Eos cKO mice develop more severe EAE. A) Mice were immunized with MOG/CFA and injected with pertussis toxin on day 0 and 2. B) Percentages of CD4⁺Foxp3⁻ (left panel) CD4⁺Foxp3⁺(right panel) T cells in the spleen, dLNs, spinal cord and brain on day 14 were shown. C) Percentage of CD4⁺IL-17⁺ D) CD4⁺IFN-γ⁺ T cells, and E) CD4⁺IFN-γ⁺IL-17⁺ T cells in the spleen, DLNs, spinal cord and brain of WT and Eos cKO mice on day 14 were shown.

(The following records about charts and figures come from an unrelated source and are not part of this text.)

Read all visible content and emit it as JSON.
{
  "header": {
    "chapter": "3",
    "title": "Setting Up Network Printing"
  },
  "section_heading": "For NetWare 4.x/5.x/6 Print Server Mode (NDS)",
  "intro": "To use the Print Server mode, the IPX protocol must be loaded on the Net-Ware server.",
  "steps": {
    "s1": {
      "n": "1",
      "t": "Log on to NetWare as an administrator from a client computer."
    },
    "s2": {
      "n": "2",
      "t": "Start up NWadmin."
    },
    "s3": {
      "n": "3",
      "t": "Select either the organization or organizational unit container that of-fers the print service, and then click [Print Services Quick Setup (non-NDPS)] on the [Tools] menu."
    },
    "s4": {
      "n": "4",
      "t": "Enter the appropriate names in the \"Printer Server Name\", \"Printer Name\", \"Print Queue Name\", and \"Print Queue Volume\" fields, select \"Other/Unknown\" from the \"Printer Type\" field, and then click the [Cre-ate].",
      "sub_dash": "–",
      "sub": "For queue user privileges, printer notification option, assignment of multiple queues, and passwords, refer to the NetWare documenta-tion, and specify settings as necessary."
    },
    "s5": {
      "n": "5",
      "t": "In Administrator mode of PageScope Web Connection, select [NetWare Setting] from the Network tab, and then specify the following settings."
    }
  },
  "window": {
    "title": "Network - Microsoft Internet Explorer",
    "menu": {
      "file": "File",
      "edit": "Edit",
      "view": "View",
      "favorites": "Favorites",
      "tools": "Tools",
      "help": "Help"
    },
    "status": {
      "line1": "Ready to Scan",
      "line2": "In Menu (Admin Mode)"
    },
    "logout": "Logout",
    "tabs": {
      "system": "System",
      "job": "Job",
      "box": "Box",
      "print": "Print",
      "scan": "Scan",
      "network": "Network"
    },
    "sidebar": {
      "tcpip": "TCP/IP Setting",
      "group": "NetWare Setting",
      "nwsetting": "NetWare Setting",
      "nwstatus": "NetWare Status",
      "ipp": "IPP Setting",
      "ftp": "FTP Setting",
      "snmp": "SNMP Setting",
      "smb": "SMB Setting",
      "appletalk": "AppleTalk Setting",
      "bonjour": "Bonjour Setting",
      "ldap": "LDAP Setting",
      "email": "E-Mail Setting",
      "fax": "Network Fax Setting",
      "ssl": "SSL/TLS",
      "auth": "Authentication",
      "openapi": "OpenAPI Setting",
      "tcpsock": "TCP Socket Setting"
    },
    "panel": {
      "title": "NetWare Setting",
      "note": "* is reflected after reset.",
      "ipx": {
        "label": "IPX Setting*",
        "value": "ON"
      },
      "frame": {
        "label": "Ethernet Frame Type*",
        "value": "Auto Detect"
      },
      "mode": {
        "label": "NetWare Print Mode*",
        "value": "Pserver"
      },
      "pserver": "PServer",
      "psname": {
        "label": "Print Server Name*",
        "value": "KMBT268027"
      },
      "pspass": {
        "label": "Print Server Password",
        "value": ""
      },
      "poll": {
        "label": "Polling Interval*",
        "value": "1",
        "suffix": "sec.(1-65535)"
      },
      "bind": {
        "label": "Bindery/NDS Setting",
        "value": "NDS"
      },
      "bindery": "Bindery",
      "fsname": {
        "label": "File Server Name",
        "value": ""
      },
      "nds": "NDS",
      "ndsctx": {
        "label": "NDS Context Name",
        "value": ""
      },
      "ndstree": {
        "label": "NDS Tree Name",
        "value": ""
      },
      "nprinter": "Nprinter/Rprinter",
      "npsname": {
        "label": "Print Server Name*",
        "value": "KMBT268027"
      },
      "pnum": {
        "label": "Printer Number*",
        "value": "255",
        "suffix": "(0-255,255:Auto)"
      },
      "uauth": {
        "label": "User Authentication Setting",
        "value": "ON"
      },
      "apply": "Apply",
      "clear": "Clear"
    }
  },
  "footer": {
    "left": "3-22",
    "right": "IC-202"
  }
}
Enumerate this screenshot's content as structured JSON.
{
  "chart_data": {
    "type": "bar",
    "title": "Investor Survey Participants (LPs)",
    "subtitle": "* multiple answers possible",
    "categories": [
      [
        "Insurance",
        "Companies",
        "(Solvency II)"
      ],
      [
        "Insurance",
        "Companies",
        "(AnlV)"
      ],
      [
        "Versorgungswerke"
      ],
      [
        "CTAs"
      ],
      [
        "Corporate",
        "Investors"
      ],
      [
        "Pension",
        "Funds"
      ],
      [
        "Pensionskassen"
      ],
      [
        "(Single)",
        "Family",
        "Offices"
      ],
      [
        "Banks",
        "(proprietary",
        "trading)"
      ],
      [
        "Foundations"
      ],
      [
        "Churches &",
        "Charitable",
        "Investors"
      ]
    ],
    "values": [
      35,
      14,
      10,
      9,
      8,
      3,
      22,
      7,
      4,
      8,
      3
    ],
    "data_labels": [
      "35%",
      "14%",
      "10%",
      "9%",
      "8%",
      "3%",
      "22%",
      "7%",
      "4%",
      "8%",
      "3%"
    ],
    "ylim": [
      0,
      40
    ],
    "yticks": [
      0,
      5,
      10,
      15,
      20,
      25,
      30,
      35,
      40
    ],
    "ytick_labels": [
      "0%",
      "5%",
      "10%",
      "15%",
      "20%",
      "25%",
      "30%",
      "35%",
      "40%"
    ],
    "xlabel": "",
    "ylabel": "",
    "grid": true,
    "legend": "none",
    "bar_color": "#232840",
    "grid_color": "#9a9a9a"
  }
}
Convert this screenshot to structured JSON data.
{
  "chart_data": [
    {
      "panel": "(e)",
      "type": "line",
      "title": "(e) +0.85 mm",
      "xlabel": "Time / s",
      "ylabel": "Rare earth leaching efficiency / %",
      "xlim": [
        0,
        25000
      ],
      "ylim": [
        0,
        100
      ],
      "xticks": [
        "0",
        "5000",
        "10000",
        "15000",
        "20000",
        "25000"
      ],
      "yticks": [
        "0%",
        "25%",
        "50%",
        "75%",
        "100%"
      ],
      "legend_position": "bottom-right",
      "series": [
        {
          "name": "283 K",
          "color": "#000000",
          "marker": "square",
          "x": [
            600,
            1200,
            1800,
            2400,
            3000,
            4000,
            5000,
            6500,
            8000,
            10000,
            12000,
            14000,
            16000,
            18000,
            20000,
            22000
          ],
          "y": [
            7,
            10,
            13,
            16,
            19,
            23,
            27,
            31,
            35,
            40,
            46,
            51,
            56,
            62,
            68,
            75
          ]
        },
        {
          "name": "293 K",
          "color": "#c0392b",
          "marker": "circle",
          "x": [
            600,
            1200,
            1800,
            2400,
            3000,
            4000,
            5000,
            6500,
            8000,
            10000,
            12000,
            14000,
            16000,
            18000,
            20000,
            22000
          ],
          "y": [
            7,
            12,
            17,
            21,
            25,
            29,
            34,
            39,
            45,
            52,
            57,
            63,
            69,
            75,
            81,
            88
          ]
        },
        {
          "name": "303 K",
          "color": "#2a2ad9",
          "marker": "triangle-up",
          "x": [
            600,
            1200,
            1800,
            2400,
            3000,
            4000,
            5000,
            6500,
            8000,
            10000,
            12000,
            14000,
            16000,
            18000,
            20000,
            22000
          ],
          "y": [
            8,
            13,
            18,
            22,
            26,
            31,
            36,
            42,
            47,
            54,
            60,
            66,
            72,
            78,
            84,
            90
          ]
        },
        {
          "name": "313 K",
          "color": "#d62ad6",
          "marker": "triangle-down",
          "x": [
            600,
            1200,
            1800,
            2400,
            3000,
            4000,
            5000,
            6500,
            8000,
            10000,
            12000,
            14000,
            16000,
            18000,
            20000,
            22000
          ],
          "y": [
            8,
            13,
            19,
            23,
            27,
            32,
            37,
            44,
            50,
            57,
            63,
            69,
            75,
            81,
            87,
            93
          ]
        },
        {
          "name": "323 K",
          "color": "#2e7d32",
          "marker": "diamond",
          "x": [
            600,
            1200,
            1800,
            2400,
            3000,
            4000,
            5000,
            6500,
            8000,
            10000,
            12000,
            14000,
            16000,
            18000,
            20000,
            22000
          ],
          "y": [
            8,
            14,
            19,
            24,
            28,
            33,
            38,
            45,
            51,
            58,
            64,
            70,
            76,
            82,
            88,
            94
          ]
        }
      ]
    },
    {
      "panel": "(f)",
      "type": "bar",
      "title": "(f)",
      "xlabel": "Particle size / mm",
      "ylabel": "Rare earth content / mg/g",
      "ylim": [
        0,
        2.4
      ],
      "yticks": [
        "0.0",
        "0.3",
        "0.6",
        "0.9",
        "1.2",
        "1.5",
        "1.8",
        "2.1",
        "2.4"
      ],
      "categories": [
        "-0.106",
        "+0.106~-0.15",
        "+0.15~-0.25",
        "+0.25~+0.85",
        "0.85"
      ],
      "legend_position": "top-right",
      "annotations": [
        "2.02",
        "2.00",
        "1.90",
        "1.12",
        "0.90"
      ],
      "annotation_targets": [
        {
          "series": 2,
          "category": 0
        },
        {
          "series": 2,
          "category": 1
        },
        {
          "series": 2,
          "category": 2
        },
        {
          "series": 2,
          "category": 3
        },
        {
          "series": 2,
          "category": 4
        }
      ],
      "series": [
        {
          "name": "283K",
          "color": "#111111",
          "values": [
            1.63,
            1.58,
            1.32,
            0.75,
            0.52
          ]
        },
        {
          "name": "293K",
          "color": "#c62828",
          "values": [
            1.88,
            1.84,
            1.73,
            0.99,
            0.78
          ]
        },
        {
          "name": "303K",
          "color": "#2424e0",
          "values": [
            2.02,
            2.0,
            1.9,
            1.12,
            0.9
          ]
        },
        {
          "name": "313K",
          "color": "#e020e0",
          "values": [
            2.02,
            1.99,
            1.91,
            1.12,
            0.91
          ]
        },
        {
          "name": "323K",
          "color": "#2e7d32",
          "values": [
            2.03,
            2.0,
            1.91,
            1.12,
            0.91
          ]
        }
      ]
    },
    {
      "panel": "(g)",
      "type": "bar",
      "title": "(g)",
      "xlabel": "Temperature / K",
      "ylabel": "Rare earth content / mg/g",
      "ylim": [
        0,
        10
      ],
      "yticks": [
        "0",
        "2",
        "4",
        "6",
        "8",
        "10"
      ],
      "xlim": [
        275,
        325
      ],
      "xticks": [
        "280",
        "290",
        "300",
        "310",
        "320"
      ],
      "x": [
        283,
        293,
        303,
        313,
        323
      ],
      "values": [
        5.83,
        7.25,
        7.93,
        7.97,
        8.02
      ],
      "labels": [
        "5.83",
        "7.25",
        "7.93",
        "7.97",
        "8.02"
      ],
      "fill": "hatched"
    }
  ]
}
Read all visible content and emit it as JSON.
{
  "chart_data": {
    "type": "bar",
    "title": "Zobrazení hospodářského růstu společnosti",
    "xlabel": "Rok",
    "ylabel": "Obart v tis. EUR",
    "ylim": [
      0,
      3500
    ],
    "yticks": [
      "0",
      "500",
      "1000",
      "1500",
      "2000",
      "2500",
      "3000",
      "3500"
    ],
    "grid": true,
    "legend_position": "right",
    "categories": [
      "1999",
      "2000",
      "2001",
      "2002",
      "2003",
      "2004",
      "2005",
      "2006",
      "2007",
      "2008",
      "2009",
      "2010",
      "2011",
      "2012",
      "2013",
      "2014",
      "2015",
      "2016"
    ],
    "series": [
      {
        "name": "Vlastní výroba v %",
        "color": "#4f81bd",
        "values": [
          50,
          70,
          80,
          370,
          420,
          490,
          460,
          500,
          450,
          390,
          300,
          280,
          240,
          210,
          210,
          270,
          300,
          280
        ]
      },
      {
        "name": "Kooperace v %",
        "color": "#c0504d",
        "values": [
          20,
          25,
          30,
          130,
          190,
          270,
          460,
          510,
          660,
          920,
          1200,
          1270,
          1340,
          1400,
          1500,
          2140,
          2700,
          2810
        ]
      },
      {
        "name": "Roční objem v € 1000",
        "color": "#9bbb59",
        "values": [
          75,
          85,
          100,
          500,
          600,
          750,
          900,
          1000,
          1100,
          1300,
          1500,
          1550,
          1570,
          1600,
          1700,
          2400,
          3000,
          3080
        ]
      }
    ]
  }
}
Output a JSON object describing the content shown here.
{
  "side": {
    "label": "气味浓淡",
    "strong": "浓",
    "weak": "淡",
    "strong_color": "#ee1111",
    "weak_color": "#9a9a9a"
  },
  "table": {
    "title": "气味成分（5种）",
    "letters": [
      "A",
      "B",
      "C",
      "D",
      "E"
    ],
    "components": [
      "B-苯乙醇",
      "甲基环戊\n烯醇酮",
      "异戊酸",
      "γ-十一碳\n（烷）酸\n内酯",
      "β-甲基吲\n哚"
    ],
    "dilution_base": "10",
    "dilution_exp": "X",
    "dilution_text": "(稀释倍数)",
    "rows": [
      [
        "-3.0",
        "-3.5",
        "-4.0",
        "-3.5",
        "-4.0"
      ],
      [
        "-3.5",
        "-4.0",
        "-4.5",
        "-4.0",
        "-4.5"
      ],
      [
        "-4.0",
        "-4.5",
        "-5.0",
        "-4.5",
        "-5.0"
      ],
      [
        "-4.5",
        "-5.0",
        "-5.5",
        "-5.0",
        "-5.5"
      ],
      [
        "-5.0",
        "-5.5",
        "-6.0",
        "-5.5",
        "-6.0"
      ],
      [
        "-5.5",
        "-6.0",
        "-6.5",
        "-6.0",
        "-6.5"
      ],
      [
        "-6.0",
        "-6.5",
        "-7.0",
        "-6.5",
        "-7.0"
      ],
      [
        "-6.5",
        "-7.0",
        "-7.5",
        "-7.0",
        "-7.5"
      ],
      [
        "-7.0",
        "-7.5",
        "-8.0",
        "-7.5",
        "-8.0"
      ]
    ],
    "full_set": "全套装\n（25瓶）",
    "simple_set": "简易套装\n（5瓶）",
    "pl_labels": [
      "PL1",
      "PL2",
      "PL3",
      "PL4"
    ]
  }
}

The cells were harvested and stimulated with PMA/Ionomycin for 4 h before measurement of cytokine production.

Fig. 8.

Eos cKO mice have enhanced tumor immunity. A) Foxp3^YFP–cre and Eos cKO mice were injected with MC38 (2 × 10⁵) cells subcutaneously; tumor volumes were determined daily. B) TIL were isolated on d18 after tumor implantation and the frequencies of CD4⁺Foxp3⁺ Tregs, C) CD8⁺ T cells and D) the ratio of CD8⁺ to CD4⁺Foxp3⁺ cells within TIL were determined. E) TIL from d18 post tumor implantation were stimulated with cell stimulation cocktail for 5 h at 37 °C. CD8⁺CD44^hi T cells from TIL from d18 post tumor implants were stained for IFN-γ and TNF-α producing cells. *P < 0.05, **P < 0.01 and ***P < 0.0005 (unpaired two-tailed Student’s t-test). Data is a representative of two independent experiments (A-D) involving three to five mice per group (mean ± SEM).